Updated: April 3, 2021 8:09:48 am
Over the last year, exponential graphs and dashboards have been deployed to make sense of the novel coronavirus’s furious journey through the planet and the toll it has taken on health, economy and equality. But what has not been reckoned with enough is the damage done to humanity. In April last year, for example, the first doctor to die of COVID-19 in Tamil Nadu could not be buried as paranoid groups of local residents stopped his last rites at several places. He was not alone. Similar hostility and fear were on display at several COVID funerals, as many people responded to the fear of an unknown, rampaging virus — with more fear. The police had to step in to ensure Dr Simon Hercules was buried in a cemetery of a different faith. The Madras High Court, however, has now ordered that his body be exhumed so that he gets the burial he deserved.

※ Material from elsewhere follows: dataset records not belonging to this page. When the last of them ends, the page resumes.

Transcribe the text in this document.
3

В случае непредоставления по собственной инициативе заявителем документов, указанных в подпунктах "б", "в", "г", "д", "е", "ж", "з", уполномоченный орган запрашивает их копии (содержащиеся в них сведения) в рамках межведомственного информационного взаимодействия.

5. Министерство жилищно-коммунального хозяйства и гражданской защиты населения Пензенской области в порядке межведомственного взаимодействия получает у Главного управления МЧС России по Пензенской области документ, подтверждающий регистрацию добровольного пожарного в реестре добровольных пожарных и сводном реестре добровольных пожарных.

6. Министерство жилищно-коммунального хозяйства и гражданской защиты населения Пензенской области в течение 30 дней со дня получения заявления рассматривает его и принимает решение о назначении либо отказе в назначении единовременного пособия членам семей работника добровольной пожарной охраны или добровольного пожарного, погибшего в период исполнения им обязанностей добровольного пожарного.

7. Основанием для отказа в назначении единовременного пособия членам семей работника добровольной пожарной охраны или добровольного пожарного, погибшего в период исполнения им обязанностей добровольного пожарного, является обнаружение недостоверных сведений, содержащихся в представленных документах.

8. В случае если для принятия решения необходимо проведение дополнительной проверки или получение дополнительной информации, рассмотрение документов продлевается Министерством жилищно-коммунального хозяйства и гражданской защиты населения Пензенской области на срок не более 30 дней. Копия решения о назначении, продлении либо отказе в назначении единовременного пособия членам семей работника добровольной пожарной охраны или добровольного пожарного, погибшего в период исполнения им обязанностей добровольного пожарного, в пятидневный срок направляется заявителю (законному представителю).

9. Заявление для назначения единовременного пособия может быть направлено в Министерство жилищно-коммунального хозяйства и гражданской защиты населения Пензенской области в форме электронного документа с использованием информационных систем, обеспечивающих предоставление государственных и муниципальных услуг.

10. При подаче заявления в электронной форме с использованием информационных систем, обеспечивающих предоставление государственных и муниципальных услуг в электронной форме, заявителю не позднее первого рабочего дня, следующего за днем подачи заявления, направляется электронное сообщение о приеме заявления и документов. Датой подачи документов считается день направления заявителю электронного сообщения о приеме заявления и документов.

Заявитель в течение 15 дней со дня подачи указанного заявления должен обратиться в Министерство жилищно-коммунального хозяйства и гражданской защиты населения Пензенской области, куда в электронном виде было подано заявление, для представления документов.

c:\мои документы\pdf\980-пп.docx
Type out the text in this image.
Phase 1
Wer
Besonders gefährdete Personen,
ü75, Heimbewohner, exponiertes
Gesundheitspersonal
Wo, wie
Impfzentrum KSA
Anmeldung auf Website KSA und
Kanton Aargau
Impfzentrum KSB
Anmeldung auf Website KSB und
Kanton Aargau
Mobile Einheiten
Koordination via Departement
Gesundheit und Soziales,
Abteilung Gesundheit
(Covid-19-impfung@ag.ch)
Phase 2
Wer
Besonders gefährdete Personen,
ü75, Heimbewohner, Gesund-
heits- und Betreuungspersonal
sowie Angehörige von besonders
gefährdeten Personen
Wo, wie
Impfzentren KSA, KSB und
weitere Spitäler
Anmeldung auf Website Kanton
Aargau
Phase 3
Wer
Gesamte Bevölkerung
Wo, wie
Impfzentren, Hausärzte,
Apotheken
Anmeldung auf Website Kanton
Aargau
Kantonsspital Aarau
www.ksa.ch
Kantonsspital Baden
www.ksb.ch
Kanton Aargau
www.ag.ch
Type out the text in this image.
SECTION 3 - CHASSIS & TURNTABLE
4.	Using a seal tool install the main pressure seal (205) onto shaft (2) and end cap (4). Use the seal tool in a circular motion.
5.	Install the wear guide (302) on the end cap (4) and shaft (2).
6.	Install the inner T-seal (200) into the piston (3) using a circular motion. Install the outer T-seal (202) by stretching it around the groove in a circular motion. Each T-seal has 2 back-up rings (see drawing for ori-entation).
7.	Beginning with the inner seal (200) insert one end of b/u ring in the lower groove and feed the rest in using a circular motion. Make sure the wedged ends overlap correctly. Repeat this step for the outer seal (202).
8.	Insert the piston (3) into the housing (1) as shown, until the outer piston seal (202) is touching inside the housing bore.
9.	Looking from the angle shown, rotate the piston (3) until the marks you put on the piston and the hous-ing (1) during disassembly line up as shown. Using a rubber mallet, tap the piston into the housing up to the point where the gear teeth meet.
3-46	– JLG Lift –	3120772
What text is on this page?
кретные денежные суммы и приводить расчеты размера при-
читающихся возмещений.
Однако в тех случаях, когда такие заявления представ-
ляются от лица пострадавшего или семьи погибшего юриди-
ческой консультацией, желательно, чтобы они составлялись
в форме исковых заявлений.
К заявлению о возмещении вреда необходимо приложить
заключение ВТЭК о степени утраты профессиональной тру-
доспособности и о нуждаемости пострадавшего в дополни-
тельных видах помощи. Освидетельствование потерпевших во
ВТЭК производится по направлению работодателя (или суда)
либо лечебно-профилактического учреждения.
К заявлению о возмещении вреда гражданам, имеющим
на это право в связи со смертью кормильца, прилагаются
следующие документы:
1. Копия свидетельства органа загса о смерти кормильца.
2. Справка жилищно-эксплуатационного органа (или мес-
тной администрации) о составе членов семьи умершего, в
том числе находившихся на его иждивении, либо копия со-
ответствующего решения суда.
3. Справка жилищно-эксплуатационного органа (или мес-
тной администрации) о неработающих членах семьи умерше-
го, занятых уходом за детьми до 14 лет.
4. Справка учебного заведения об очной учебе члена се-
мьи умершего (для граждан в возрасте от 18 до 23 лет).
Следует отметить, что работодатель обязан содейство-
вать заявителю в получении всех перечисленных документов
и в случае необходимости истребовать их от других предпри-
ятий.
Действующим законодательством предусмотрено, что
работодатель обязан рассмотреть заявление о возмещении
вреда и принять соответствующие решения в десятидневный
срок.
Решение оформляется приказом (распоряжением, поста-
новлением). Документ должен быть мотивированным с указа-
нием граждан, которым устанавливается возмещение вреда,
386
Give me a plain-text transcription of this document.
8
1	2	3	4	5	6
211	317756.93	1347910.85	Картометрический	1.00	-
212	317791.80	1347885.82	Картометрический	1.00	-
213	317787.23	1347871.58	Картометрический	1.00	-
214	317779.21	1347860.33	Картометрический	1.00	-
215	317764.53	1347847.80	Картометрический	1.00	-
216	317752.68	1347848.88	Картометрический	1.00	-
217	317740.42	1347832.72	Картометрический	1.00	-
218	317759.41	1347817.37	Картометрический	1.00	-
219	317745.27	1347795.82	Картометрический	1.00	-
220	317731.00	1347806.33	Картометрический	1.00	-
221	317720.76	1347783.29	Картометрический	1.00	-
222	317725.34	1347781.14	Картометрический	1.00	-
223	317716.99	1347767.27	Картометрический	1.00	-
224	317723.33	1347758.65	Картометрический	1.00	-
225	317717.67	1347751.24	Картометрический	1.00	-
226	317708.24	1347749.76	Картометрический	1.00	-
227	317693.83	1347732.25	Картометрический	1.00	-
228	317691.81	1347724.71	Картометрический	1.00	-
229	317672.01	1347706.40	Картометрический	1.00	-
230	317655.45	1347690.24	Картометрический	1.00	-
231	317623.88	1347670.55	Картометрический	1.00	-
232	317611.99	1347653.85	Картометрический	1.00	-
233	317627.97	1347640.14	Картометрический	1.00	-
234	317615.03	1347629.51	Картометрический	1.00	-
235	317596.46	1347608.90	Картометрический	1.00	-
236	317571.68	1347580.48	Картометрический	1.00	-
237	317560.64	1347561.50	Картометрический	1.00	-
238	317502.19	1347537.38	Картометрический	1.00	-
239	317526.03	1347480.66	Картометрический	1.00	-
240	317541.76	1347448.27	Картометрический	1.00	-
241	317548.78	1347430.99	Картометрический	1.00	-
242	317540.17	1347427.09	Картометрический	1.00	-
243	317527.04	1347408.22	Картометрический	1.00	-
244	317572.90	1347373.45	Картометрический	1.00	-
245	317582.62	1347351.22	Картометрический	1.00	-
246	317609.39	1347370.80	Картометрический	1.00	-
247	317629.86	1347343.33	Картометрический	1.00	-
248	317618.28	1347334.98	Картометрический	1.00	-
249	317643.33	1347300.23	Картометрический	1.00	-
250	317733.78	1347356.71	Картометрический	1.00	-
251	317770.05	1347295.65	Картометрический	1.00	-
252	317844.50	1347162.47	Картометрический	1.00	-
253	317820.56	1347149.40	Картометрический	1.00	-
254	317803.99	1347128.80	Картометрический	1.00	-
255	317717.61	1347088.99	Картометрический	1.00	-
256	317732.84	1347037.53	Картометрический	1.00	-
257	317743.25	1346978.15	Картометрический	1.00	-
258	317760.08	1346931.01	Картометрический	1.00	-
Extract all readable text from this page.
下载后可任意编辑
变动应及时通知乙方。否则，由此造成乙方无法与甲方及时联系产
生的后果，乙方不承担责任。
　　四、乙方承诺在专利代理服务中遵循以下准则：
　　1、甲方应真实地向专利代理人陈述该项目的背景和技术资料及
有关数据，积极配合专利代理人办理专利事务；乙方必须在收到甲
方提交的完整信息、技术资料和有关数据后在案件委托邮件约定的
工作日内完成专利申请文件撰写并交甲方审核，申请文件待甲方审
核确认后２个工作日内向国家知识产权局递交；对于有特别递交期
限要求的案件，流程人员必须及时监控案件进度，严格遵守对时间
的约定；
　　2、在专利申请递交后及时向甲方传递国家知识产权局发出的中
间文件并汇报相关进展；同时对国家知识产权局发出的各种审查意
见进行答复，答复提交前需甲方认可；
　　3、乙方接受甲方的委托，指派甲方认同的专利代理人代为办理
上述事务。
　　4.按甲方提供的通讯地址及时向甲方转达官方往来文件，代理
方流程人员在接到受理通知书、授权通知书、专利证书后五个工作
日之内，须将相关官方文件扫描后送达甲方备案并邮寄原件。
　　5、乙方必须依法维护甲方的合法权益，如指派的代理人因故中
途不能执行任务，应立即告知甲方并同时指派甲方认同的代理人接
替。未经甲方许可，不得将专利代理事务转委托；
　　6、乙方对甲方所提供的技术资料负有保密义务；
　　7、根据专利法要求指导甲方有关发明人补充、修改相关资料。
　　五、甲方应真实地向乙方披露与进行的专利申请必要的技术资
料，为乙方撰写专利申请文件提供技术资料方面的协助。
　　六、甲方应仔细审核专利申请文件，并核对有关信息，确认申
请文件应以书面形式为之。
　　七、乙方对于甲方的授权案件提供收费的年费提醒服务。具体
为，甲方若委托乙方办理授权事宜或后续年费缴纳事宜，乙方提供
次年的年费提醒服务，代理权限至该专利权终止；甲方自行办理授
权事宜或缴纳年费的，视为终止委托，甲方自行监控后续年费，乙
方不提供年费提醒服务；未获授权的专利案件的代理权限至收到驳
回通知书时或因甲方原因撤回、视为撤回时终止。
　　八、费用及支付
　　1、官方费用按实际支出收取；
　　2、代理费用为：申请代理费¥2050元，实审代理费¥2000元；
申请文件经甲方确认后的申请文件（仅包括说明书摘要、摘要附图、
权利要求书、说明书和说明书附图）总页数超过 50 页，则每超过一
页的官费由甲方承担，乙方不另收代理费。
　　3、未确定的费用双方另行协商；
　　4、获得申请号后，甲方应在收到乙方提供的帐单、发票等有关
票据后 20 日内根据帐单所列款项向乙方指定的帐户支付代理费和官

It isn’t only that people turned against doctors and health workers fighting to contain the disease. The virus also activated the pathogen of communal hate. The Tablighi Jamaat congregation in Delhi, accused of being a superspreader, provided the “enemy”. A year later, with the evidence of pandemic-weary permissiveness all around, in streets, temples and beaches, the minority-baiting campaign has been exposed for what it is. Unlike the reburial for the doctor, entire neighbourhoods that had been profiled and stigmatised as deviants, resulting in job losses and hunger, have found no recompense.
True, the world had few weapons at the start of the pandemic. But the knowledge of a shared mortality, of empathy and kindness has always defined humans. As new waves of pandemic break upon the world, it is important to measure by how much people fell short of basic humanity — and resist walking down that road again.